Using only the adjacent state update rule (instead of the extended TD learning
update rule) was sufficient for the Tetris learner. This is because we were
able to apply penalties more frequently (every time the blocks stack too high).
Whereas, a backgammon game, which consists of many moves, must be completed
before the reward/penalty is applied. Furthermore, Tesauro used backpropogation
neural networks which are notoriously slow to train. We experimented with using
TD learning for learning Tetris. The following table shows compares our
previous results with a TD enhanced version of our agent.
Game Q TD
1 1485 1520
2 1166 1182
4 1032 1000
8 902 903
16 837 855
32 644 635
64 395 394
128 303 289
256 289 256
As the results show, we were unable to achieve any significant improvement in learning. This is understandable since in our Tetris environment the effects of actions are realized sooner and actions do not have lasting consequences. Given the different types of pieces, and all the possible placements of them, from a state there can be up to 52 possible next states. Its possible to get from any state to most others in 3 moves. TD learning is more likely to improve learning in an environment with more states and a lower branching factor.
In most learning situations, an agent must decided whether to choose what it thinks is the best action, or explore a different action in the hopes of finding a better solution. It almost seems odd that our Tetris agent is able to continually improve performance even though it only chooses the best action. An explanation of this is that this game is a "losing battle". Utility values are initially set to 0 and tend to move downward. Nonetheless, we believe that adding an exploration strategy would provide some benefit.
As mentioned earlier, this size of game we were experimenting with was smaller than the regular version of Tetris. The biggest problem with scaling upward is that the utility table is exponential in size compared to the working area (game board). For a full sized game, an alternative implementation of the utility function, such as a neural network, would have to be used.
In conclusion, reinforcement learning techniques work extremely well for training agents to play Tetris-like games efficiently. We were able to tackle this problem in a way that was very similar to the approach taken by Tesauro's backgammon work, which is the most frequently (if not the only) mentioned application of reinforcement learning. An example that is often used to explain reinforcement learning is tic-tac-toe. One problem with using this as a learning example is that it is much better solved with simple minimax search. The small state space search problem in the Russell/Norvig AI textbook, which was fabricated to explain learning algorithms, also fails to inspire practical applications of this technology.
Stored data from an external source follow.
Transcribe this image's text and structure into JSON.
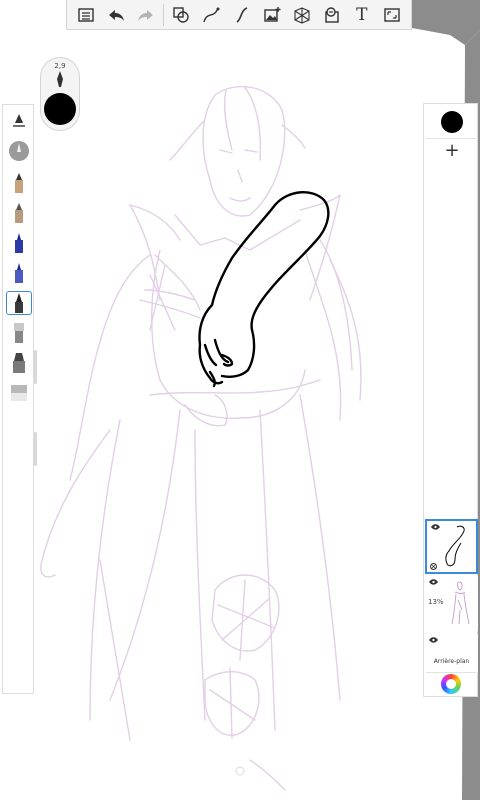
{
  "toolbar": {
    "tools": [
      {
        "name": "menu-icon"
      },
      {
        "name": "undo-icon"
      },
      {
        "name": "redo-icon"
      },
      {
        "name": "selection-shapes-icon"
      },
      {
        "name": "stroke-curve-icon"
      },
      {
        "name": "french-curve-icon"
      },
      {
        "name": "add-image-icon"
      },
      {
        "name": "perspective-grid-icon"
      },
      {
        "name": "symmetry-icon"
      },
      {
        "name": "text-icon",
        "label": "T"
      },
      {
        "name": "fullscreen-icon"
      }
    ]
  },
  "brush_puck": {
    "size": "2,9",
    "color": "#000000"
  },
  "brush_panel": {
    "brushes": [
      {
        "name": "brush-settings-icon"
      },
      {
        "name": "airbrush-icon"
      },
      {
        "name": "pencil-icon"
      },
      {
        "name": "hard-pencil-icon"
      },
      {
        "name": "ink-pen-icon"
      },
      {
        "name": "ballpoint-pen-icon"
      },
      {
        "name": "fountain-pen-icon",
        "selected": true
      },
      {
        "name": "paintbrush-icon"
      },
      {
        "name": "marker-icon"
      },
      {
        "name": "eraser-icon"
      }
    ]
  },
  "layers": {
    "current_color": "#000000",
    "add_label": "+",
    "items": [
      {
        "name": "layer-1",
        "opacity": "",
        "selected": true
      },
      {
        "name": "layer-2",
        "opacity": "13%"
      },
      {
        "name": "layer-background",
        "label": "Arrière-plan"
      }
    ]
  },
  "colors": {
    "accent": "#3b8ad9",
    "sketch": "#e3cfe6",
    "ink": "#000000"
  }
}
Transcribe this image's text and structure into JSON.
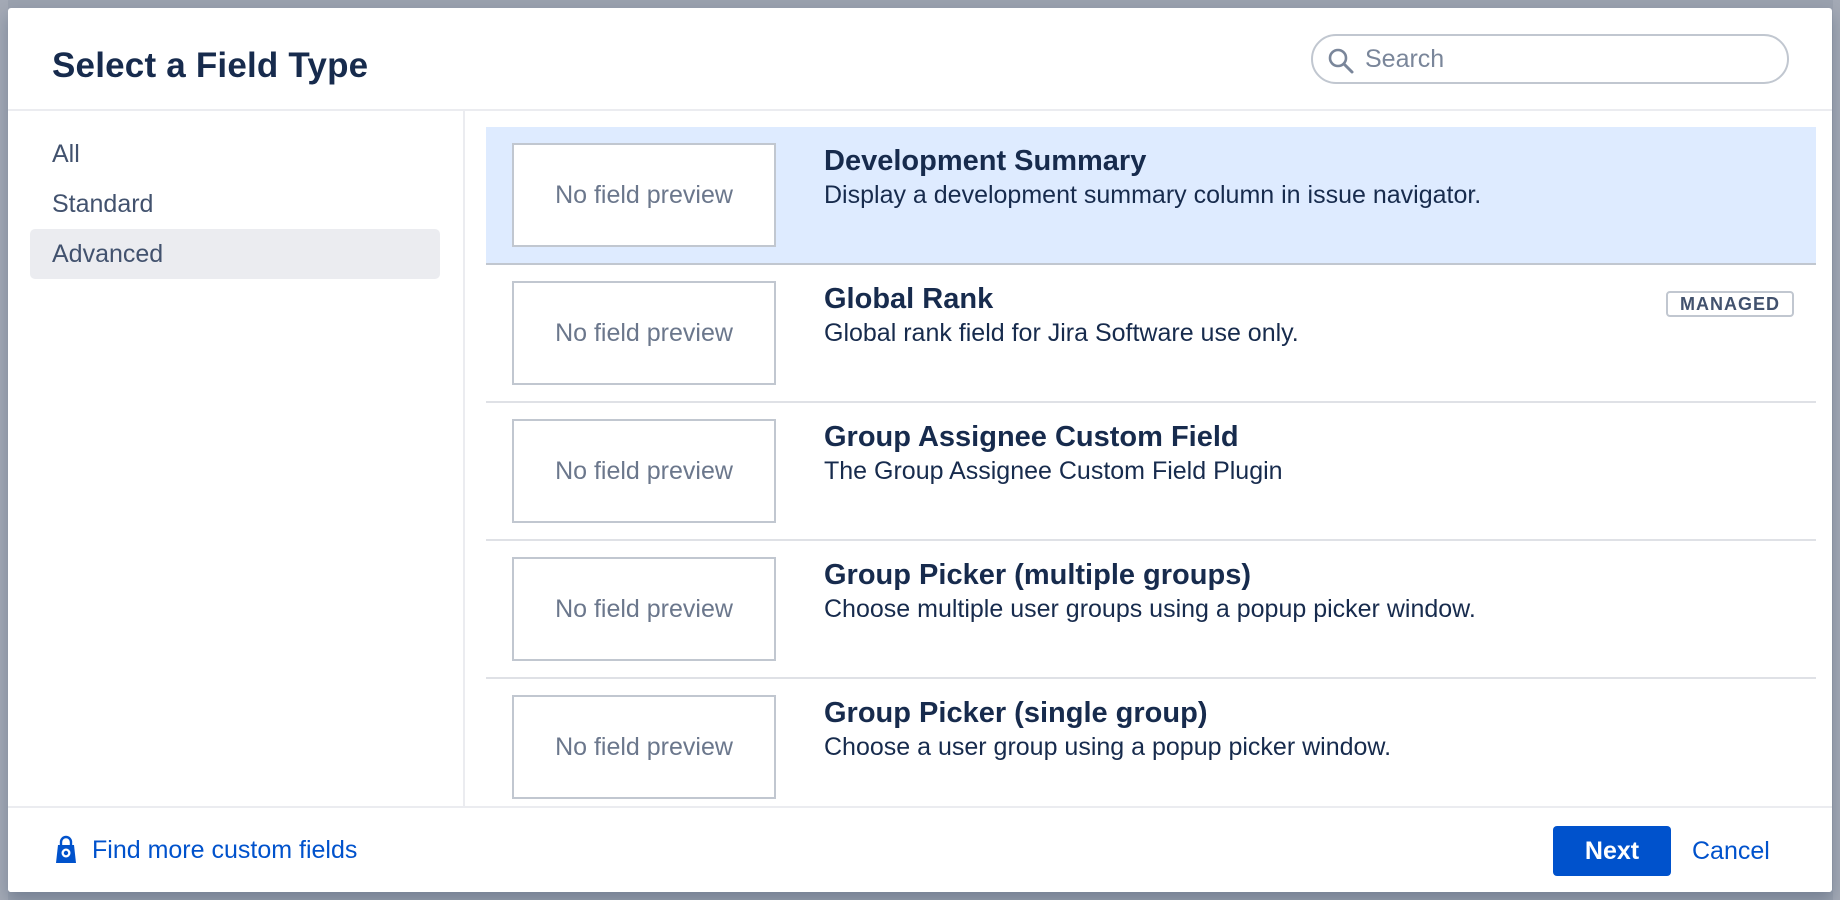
{
  "dialog": {
    "title": "Select a Field Type",
    "search_placeholder": "Search",
    "search_value": ""
  },
  "sidebar": {
    "items": [
      {
        "label": "All",
        "active": false
      },
      {
        "label": "Standard",
        "active": false
      },
      {
        "label": "Advanced",
        "active": true
      }
    ]
  },
  "fields": [
    {
      "title": "Development Summary",
      "description": "Display a development summary column in issue navigator.",
      "preview": "No field preview",
      "badge": "",
      "selected": true
    },
    {
      "title": "Global Rank",
      "description": "Global rank field for Jira Software use only.",
      "preview": "No field preview",
      "badge": "MANAGED",
      "selected": false
    },
    {
      "title": "Group Assignee Custom Field",
      "description": "The Group Assignee Custom Field Plugin",
      "preview": "No field preview",
      "badge": "",
      "selected": false
    },
    {
      "title": "Group Picker (multiple groups)",
      "description": "Choose multiple user groups using a popup picker window.",
      "preview": "No field preview",
      "badge": "",
      "selected": false
    },
    {
      "title": "Group Picker (single group)",
      "description": "Choose a user group using a popup picker window.",
      "preview": "No field preview",
      "badge": "",
      "selected": false
    }
  ],
  "footer": {
    "find_more_label": "Find more custom fields",
    "next_label": "Next",
    "cancel_label": "Cancel"
  },
  "colors": {
    "primary": "#0052cc",
    "selected_row": "#deebff",
    "text": "#172b4d"
  }
}
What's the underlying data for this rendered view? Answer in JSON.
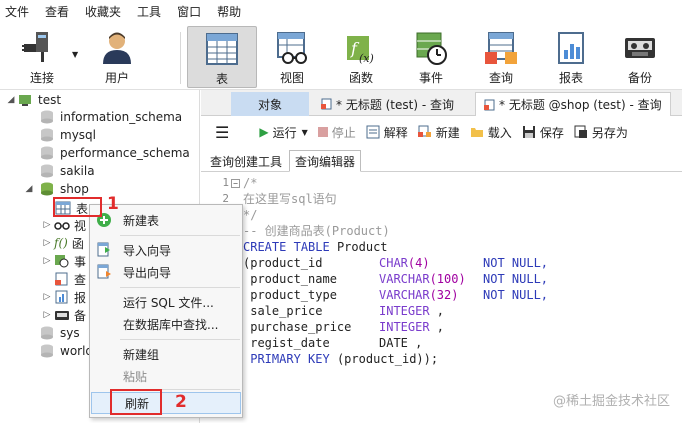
{
  "menu": [
    "文件",
    "查看",
    "收藏夹",
    "工具",
    "窗口",
    "帮助"
  ],
  "toolbar": {
    "connect": "连接",
    "user": "用户",
    "table": "表",
    "view": "视图",
    "function": "函数",
    "event": "事件",
    "query": "查询",
    "report": "报表",
    "backup": "备份"
  },
  "tree": {
    "root": "test",
    "db1": "information_schema",
    "db2": "mysql",
    "db3": "performance_schema",
    "db4": "sakila",
    "shop": "shop",
    "tables": "表",
    "views": "视",
    "functions": "函",
    "events": "事",
    "queries": "查",
    "reports": "报",
    "backups": "备",
    "sys": "sys",
    "world": "world"
  },
  "tabs": {
    "objects": "对象",
    "tab1": "* 无标题 (test) - 查询",
    "tab2": "* 无标题 @shop (test) - 查询"
  },
  "query_toolbar": {
    "run": "运行",
    "stop": "停止",
    "explain": "解释",
    "new": "新建",
    "load": "载入",
    "save": "保存",
    "save_as": "另存为"
  },
  "subtabs": {
    "builder": "查询创建工具",
    "editor": "查询编辑器"
  },
  "editor": {
    "line1": "/*",
    "line2": "在这里写sql语句",
    "line3": "*/",
    "line4": "-- 创建商品表(Product)",
    "kw_create": "CREATE",
    "kw_table": "TABLE",
    "table_name": "Product",
    "col1": "(product_id",
    "col1_type": "CHAR",
    "col1_len": "(4)",
    "col2": " product_name",
    "col2_type": "VARCHAR",
    "col2_len": "(100)",
    "col3": " product_type",
    "col3_type": "VARCHAR",
    "col3_len": "(32)",
    "col4": " sale_price",
    "col4_type": "INTEGER",
    "col5": " purchase_price",
    "col5_type": "INTEGER",
    "col6": " regist_date",
    "col6_type": "DATE",
    "pk_kw": "PRIMARY KEY",
    "pk_col": "(product_id));",
    "not_null": "NOT NULL,",
    "comma": " ,"
  },
  "context_menu": {
    "new_table": "新建表",
    "import_wizard": "导入向导",
    "export_wizard": "导出向导",
    "run_sql_file": "运行 SQL 文件...",
    "find_in_db": "在数据库中查找...",
    "new_group": "新建组",
    "paste": "粘贴",
    "refresh": "刷新"
  },
  "annotations": {
    "step1": "1",
    "step2": "2"
  },
  "watermark": "@稀土掘金技术社区",
  "colors": {
    "highlight": "#c9dcf2",
    "annotation": "#e12c2c",
    "keyword": "#2d3ab8"
  }
}
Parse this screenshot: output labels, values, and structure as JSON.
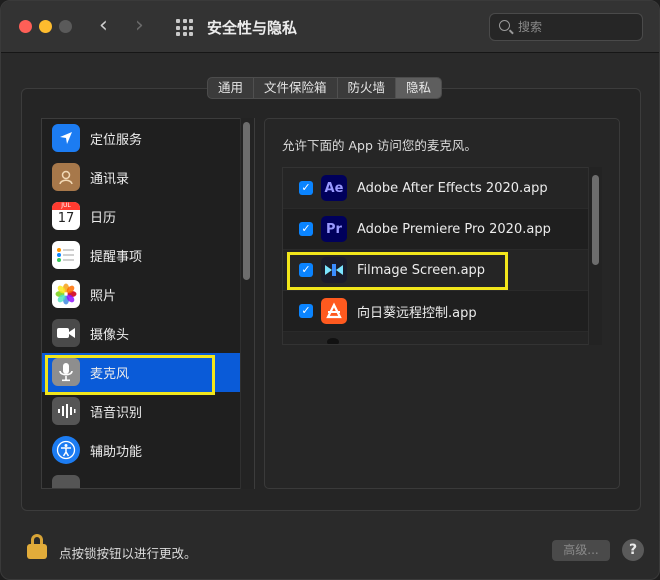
{
  "window": {
    "title": "安全性与隐私",
    "nav_back": "‹",
    "nav_forward": "›"
  },
  "search": {
    "placeholder": "搜索"
  },
  "tabs": [
    {
      "label": "通用",
      "active": false
    },
    {
      "label": "文件保险箱",
      "active": false
    },
    {
      "label": "防火墙",
      "active": false
    },
    {
      "label": "隐私",
      "active": true
    }
  ],
  "sidebar": {
    "items": [
      {
        "label": "定位服务",
        "icon": "location-arrow-icon",
        "icon_color": "#1c7cf2"
      },
      {
        "label": "通讯录",
        "icon": "contacts-icon",
        "icon_color": "#a7784a"
      },
      {
        "label": "日历",
        "icon": "calendar-icon",
        "icon_text": "17",
        "icon_month": "JUL"
      },
      {
        "label": "提醒事项",
        "icon": "reminders-icon",
        "icon_color": "#ffffff"
      },
      {
        "label": "照片",
        "icon": "photos-icon",
        "icon_color": "#ffffff"
      },
      {
        "label": "摄像头",
        "icon": "camera-icon",
        "icon_color": "#5a5a5a"
      },
      {
        "label": "麦克风",
        "icon": "microphone-icon",
        "icon_color": "#8a8a8a",
        "selected": true
      },
      {
        "label": "语音识别",
        "icon": "speech-recognition-icon",
        "icon_color": "#6a6a6a"
      },
      {
        "label": "辅助功能",
        "icon": "accessibility-icon",
        "icon_color": "#1c7cf2"
      }
    ]
  },
  "main": {
    "description": "允许下面的 App 访问您的麦克风。",
    "apps": [
      {
        "name": "Adobe After Effects 2020.app",
        "icon": "after-effects-icon",
        "icon_text": "Ae",
        "checked": true
      },
      {
        "name": "Adobe Premiere Pro 2020.app",
        "icon": "premiere-pro-icon",
        "icon_text": "Pr",
        "checked": true
      },
      {
        "name": "Filmage Screen.app",
        "icon": "filmage-screen-icon",
        "checked": true
      },
      {
        "name": "向日葵远程控制.app",
        "icon": "sunlogin-icon",
        "checked": true
      }
    ]
  },
  "footer": {
    "lock_text": "点按锁按钮以进行更改。",
    "advanced_label": "高级...",
    "help_label": "?"
  },
  "colors": {
    "accent": "#0a84ff",
    "selection": "#0a5bd8",
    "highlight": "#f2e61b"
  }
}
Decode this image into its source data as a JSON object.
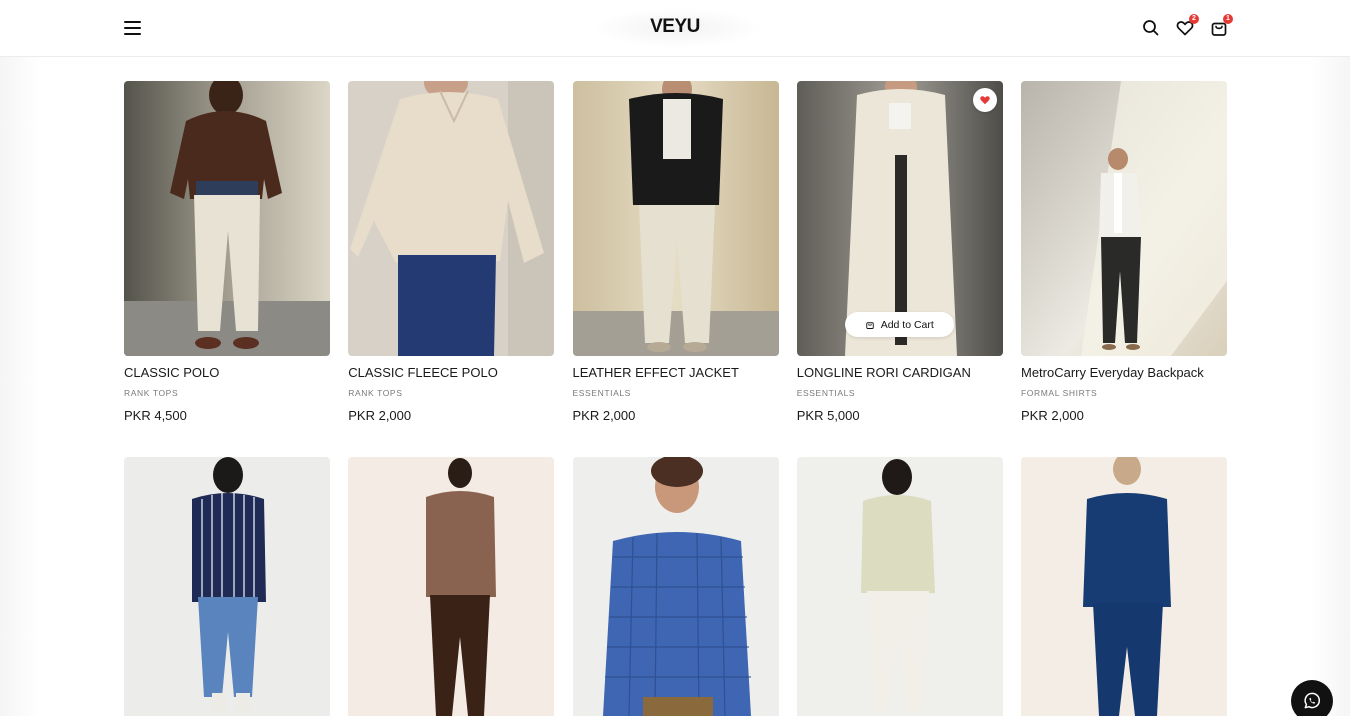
{
  "header": {
    "logo": "VEYU",
    "wishlist_count": "2",
    "cart_count": "1"
  },
  "products": [
    {
      "name": "CLASSIC POLO",
      "category": "RANK TOPS",
      "price": "PKR 4,500"
    },
    {
      "name": "CLASSIC FLEECE POLO",
      "category": "RANK TOPS",
      "price": "PKR 2,000"
    },
    {
      "name": "LEATHER EFFECT JACKET",
      "category": "ESSENTIALS",
      "price": "PKR 2,000"
    },
    {
      "name": "LONGLINE RORI CARDIGAN",
      "category": "ESSENTIALS",
      "price": "PKR 5,000",
      "add_to_cart": "Add to Cart",
      "wishlisted": true
    },
    {
      "name": "MetroCarry Everyday Backpack",
      "category": "FORMAL SHIRTS",
      "price": "PKR 2,000"
    }
  ],
  "products_row2_images": [
    {
      "depicts": "striped-shirt-model"
    },
    {
      "depicts": "brown-shirt-model"
    },
    {
      "depicts": "blue-check-shirt-model"
    },
    {
      "depicts": "linen-shirt-model"
    },
    {
      "depicts": "navy-shirt-model"
    }
  ],
  "colors": {
    "accent_badge": "#e53935",
    "heart": "#e53935",
    "whatsapp_bg": "#111111"
  },
  "icons": {
    "menu": "hamburger-icon",
    "search": "search-icon",
    "wishlist": "heart-icon",
    "cart": "shopping-bag-icon",
    "whatsapp": "whatsapp-icon"
  }
}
In the famous cart-pole balancing problem (also known as the inverted pendulum), the task that is learned is a very simple reflex reaction. Our Tetris example shows a straightforward reinforcement learning solution to a well known and reasonably sized problem where there isn't a much more obvious and better solution that should be used instead.
Thus we have accomplished the goal of AI research: Finding a problem to fit the solution!